En effet, avec Motherland, Sally part à la rencontre des habitants de plusieurs pays du continent, pour donner une image plus juste, plus intime, plus vivante. Après avoir posé sa caméra au Sénégal, en Côte d’Ivoire, au Cameroun, etc ; elle prépare un épisode très attendu consacré au Bénin.
La diaspora au cœur de la réalisation
Issue de parents camerounais et marocains, elle a grandi en France et son parcours illustre bien le rôle central de la diaspora dans le renouvellement des récits africains.
Elle n’est pas la seule à suivre ce chemin, d’autres cinéastes de la diaspora s’imposent sur la scène internationale :
- Mati Diop, Franco-Sénégalaise, lauréate du Grand Prix à Cannes en 2019 pour Atlantique,
- Alain Kassanda, réalisateur congolais installé en Europe, primé pour son documentaire Congo, un médecin pour sauver les femmes.
Tous partagent une même volonté : reprendre le contrôle du récit africain.
Motherland, un projet unique
Née sur YouTube, la série documentaire Motherland est un pari audacieux. La vidéaste franco-camerounaise et marocaine, y consacre du temps et de l’énergie pour s’immerger dans les pays visités. Elle s’installe un mois sur place, échange avec les habitants, explore les traditions, les réalités sociales, mais aussi les rêves de la jeunesse.
Contrairement aux formats courts, Motherland prend le parti de la proximité. On y voit plusieurs personnalités qui racontent leur quotidien ; ainsi l’Afrique n’est plus un décor mais une voix plurielle.
L’épisode sur le Bénin, annoncé mais encore tenu secret, suscite beaucoup d’attente. Riche de son histoire et de sa culture, ce pays est un lieu de mémoire mais aussi un espace de créativité contemporaine. Ainsi on s’attend surtout à ce qu’elle explore autant les traditions (comme le Vodoun, inscrit dans le patrimoine immatériel) que les dynamiques modernes (jeunesse connectée, entrepreunariat, arts visuels).
Un nouveau monde du documentaire africain
Pendant longtemps, les documentaires consacrés à l’Afrique ont été produits par des étrangers mais la nouvelle génération change cette logique.
Avec des projets comme Motherland, le documentaire africain devient militant et authentique, il ne s’agit pas seulement de montrer l’Afrique néanmoins de la raconter de l’intérieur. Les sujets abordés vont des traditions à la modernité, des valeurs spirituelles à la créativité numérique.
YouTube a permis à Sally de toucher une première communauté, également BrutX, Netflix ou encore Canal+ Afrique qui offrent aujourd’hui des vitrines plus larges à ces productions.
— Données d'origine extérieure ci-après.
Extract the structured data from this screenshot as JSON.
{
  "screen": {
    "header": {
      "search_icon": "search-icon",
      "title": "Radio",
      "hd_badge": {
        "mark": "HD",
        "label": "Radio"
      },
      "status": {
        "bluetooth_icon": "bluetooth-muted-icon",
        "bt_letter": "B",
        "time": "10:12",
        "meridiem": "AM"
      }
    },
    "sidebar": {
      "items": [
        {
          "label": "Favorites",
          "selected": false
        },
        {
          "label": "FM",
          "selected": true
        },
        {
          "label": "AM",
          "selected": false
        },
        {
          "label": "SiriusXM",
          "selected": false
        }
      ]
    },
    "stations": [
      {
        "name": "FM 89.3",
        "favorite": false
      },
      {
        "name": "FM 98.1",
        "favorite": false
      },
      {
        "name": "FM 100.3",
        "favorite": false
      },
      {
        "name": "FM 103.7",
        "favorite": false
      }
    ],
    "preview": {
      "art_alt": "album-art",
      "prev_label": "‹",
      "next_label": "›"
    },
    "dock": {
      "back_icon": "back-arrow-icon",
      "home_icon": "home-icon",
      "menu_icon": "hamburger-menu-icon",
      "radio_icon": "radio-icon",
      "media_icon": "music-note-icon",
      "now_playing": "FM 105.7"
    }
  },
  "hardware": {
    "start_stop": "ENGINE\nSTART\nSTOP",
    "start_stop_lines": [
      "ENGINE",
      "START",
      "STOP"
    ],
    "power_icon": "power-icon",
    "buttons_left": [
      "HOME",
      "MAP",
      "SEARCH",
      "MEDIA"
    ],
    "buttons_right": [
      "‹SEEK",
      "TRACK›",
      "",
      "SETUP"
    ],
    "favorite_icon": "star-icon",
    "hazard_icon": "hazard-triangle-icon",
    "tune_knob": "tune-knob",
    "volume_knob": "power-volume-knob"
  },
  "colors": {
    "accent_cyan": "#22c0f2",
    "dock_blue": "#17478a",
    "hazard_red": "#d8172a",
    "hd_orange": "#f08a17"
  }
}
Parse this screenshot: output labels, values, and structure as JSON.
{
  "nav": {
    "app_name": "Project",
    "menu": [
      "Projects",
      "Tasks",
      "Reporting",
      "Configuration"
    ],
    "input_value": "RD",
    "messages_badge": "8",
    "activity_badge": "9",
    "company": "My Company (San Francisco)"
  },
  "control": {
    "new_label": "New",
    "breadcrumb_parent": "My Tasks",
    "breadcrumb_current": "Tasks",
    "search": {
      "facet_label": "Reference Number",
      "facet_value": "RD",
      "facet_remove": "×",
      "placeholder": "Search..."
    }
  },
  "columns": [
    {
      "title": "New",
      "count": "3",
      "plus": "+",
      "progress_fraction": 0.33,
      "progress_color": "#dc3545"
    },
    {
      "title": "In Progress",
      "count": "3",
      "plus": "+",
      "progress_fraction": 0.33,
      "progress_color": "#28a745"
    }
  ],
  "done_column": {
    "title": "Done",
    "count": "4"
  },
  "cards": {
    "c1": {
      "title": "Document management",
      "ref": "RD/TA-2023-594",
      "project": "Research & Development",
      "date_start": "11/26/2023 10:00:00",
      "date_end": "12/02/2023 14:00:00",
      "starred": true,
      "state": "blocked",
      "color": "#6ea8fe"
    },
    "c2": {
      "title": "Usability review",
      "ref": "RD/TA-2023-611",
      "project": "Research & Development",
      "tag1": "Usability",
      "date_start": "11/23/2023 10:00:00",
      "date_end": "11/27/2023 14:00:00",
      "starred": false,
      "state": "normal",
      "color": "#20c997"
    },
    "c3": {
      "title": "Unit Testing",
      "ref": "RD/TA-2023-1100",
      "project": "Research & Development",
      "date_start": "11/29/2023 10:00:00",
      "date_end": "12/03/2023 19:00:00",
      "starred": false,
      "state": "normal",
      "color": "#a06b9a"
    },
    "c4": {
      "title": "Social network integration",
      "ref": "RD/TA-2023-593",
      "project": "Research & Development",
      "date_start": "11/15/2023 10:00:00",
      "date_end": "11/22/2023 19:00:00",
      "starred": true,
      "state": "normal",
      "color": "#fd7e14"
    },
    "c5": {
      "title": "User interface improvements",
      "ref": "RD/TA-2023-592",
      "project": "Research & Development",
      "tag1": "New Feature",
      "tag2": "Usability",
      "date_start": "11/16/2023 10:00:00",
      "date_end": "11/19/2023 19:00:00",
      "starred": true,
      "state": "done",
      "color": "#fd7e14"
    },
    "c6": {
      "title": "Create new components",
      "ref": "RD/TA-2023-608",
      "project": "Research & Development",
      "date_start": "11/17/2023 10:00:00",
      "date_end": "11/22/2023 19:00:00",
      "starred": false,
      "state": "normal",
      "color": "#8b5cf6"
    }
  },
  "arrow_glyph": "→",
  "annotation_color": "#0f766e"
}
Son avant-première a eu lieu le 25 septembre 2025 au Grand Rex à Paris. Pour les publics, il s’agit de voir leur réalité reflétée sans filtre.

Avec Motherland, Sally n’offre pas seulement un documentaire : elle propose un regard neuf sur l’Afrique. L’attente autour de l’épisode consacré au Bénin témoigne de l’importance de ce mouvement.
Au-delà de Sally, c’est toute une vague de créateurs africains et diasporiques qui s’imposent avec un objectif clair : reprendre la caméra et reprendre la parole, redonner à l’Afrique sa dignité, sa diversité et sa modernité.